A New Teacher-Reviewer-Student Framework for Semi-supervised 2D Human Pose Estimation

TL;DR

This work tackles the labeling bottleneck in 2D human pose estimation by introducing a semi-supervised framework that blends a teacher, reviewer, and student. The Teacher-Reviewer-Student architecture leverages unlabeled data through teacher guidance and historical parameter information stored by reviewer networks, while Multi-level Feature Learning and Keypoint-Mix augment supervision and discrimination of keypoints. Training combines supervised losses on labeled data with two consistency-based unsupervised losses on unlabeled data, and reviewer parameters are maintained via EMA to retain training history. Empirical results on COCO, MPII, and AI Challenger demonstrate state-of-the-art improvements under limited labels, with ablations confirming the effectiveness of the proposed components and qualitative analyses verifying improved localization and robustness.

Abstract

Conventional 2D human pose estimation methods typically require extensive labeled annotations, which are both labor-intensive and expensive. In contrast, semi-supervised 2D human pose estimation can alleviate the above problems by leveraging a large amount of unlabeled data along with a small portion of labeled data. Existing semi-supervised 2D human pose estimation methods update the network through backpropagation, ignoring crucial historical information from the previous training process. Therefore, we propose a novel semi-supervised 2D human pose estimation method by utilizing a newly designed Teacher-Reviewer-Student framework. Specifically, we first mimic the phenomenon that human beings constantly review previous knowledge for consolidation to design our framework, in which the teacher predicts results to guide the student's learning and the reviewer stores important historical parameters to provide additional supervision signals.

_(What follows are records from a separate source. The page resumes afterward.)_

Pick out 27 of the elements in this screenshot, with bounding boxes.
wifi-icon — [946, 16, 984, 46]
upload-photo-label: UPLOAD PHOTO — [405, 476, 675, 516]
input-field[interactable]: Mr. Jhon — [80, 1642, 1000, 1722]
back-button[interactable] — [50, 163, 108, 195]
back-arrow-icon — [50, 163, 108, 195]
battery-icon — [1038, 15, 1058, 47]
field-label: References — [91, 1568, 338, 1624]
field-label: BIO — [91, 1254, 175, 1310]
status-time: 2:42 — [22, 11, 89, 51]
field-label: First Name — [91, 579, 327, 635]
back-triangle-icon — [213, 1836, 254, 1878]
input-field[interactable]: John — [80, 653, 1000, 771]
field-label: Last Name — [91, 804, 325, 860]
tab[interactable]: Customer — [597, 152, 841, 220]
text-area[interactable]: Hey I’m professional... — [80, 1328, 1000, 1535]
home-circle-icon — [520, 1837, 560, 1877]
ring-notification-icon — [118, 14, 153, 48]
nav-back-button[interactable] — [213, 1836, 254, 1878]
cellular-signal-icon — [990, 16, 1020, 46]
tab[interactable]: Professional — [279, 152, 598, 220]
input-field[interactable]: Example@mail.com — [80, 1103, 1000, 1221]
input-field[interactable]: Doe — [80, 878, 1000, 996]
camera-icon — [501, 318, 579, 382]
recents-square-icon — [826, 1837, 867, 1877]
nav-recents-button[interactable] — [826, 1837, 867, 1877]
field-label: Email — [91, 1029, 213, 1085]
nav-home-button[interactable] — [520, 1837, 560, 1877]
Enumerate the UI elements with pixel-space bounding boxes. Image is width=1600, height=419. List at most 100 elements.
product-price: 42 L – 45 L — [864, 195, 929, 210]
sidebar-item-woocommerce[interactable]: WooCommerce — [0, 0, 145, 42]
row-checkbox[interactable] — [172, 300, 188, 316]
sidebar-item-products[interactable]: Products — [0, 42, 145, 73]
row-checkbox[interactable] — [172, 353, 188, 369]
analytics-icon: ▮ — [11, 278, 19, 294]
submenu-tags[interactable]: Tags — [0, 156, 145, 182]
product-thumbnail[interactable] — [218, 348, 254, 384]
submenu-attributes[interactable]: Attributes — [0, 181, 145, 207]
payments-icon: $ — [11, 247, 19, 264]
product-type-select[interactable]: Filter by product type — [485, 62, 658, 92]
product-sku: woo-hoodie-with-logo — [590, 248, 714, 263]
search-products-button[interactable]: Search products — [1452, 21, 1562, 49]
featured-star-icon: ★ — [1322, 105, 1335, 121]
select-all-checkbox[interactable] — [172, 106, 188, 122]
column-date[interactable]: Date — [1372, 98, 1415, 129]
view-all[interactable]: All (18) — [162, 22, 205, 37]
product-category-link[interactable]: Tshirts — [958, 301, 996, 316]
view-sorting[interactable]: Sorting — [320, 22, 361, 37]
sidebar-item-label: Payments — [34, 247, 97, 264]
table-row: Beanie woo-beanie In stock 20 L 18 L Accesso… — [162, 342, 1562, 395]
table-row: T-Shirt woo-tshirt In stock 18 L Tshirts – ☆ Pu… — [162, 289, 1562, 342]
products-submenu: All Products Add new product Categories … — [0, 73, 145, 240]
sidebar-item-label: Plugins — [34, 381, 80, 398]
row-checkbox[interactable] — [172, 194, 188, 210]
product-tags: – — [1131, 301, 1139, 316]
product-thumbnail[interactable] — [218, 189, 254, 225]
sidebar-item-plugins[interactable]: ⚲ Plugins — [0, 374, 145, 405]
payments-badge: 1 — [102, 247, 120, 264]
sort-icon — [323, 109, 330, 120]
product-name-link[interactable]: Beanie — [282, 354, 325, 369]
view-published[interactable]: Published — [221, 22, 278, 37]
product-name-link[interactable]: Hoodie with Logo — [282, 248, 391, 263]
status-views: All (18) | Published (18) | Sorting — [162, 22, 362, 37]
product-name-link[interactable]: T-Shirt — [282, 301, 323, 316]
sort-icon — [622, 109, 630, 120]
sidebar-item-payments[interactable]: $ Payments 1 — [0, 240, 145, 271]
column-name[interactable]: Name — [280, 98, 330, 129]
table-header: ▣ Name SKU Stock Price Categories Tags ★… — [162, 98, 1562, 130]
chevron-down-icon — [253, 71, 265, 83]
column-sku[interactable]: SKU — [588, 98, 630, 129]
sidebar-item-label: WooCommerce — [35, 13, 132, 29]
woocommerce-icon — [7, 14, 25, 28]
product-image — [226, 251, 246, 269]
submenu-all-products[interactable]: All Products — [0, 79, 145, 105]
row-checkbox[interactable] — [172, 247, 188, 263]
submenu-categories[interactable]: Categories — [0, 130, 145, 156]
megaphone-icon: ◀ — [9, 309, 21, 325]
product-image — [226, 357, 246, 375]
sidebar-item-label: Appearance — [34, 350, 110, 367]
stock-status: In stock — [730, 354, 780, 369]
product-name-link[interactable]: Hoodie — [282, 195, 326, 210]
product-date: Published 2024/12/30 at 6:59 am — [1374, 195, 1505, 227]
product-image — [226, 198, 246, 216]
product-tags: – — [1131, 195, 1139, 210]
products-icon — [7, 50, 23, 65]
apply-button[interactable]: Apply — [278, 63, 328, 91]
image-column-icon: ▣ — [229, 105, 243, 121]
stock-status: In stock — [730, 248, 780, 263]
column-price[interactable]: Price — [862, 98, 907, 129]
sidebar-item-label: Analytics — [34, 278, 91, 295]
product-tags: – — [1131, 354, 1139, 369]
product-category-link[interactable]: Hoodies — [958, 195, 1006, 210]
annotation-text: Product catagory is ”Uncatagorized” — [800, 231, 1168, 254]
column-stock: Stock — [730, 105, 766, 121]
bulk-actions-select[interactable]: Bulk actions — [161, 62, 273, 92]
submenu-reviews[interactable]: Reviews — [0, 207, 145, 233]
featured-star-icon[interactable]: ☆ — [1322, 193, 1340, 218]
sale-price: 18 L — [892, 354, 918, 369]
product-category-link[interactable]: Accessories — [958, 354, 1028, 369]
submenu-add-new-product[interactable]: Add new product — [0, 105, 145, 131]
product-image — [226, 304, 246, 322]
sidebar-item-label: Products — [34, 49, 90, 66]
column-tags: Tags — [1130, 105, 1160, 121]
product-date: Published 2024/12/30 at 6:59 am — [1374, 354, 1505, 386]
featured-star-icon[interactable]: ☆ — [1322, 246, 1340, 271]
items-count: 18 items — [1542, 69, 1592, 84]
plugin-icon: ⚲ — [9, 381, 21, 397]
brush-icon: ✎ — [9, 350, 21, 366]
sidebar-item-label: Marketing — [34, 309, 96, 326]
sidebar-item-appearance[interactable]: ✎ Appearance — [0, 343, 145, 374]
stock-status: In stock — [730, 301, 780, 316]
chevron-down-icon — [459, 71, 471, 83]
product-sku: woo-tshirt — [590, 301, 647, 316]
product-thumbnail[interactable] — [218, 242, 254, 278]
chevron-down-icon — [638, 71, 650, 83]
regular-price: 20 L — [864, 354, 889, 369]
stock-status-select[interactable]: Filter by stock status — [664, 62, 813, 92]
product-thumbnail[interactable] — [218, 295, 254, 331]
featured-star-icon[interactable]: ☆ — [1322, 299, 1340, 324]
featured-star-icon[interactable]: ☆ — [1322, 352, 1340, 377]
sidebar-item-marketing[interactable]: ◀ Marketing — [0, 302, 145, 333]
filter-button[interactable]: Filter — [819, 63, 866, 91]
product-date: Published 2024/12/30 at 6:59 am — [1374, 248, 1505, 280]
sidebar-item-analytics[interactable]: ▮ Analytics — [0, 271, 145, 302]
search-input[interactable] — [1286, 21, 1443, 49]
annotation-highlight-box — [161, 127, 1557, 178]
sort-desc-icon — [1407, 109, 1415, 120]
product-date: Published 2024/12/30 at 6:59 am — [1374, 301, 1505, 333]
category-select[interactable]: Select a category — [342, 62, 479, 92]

Secondly, we introduce a Multi-level Feature Learning strategy, which utilizes the outputs from different stages of the backbone to estimate the heatmap to guide network training, enriching the supervisory information while effectively capturing keypoint relationships. Finally, we design a data augmentation strategy, i.e., Keypoint-Mix, to perturb pose information by mixing different keypoints, thus enhancing the network's ability to discern keypoints. Extensive experiments on publicly available datasets, demonstrate our method achieves significant improvements compared to the existing methods.

Figures (6)

• Figure 1: Illustrations of our proposed Teacher-Reviewer-Student framework for semi-supervised 2D HPE task. Unlike fully supervised methods that rely solely on labeled data for pose estimation, our semi-supervised method utilizes both labeled and unlabeled data to estimate human pose. Furthermore, we propose the reviewer network based on the teacher-student framework to provide additional supervisory signals.
• Figure 2: Overview of our framework. Our method comprises network $\mathcal{G}$, network $\mathcal{F}$ and reviewer networks $\mathcal{R}_1$, $\mathcal{R}_2$. Network $\mathcal{G}$ and network $\mathcal{F}$ both take turns playing the roles of teacher and student. The teacher network generates predicted results for unlabeled data to guide the training of the student network. Reviewer networks retain crucial information from network $\mathcal{G}$ and network $\mathcal{F}$ during the training while providing additional supervision, which parameters are updated from network $\mathcal{G}$ and network $\mathcal{F}$ via EMA. Multi-level Feature Learning indicates upsampling the outputs of the multiple stages of the backbone to estimate the heatmap. Keypoint-Mix is a data augmentation strategy. ${\mathcal{M}_{e \rightarrow h}}$ denotes the mapping of the predicted results of easy augmented data and hard augmented data to the same coordinate space.
• Figure 3: Illustration of data augmentation strategy Keypoint-Mix. Unlabeled data is fed into the teacher network to generate keypoint predictions, which are then randomly sampled, with image patches extracted from the surrounding regions. Afterward, these image patches are mixed to obtain a blended patch to cover back the original regions.
• Figure 4: Qualitative comparison of our method and other semi-supervised 2D HPE methods Dual 9710942 and SSPCM Huang_2023_CVPR on COCO VAL dataset, where all models are trained with 1K labeled data using ResNet18 as the backbone. The first and second rows indicate single-person scenario, the third row denotes multiple-person scenario, and the fourth row represents occlusion scenario.
• Figure 5: Heatmap visualization of two samples from COCO dataset. The columns are arranged from left to right as follows: ground truth (GT), heatmap estimation results of our method without using the Multi-level Feature Learning (w/o MFL), and heatmap estimation results of our full method.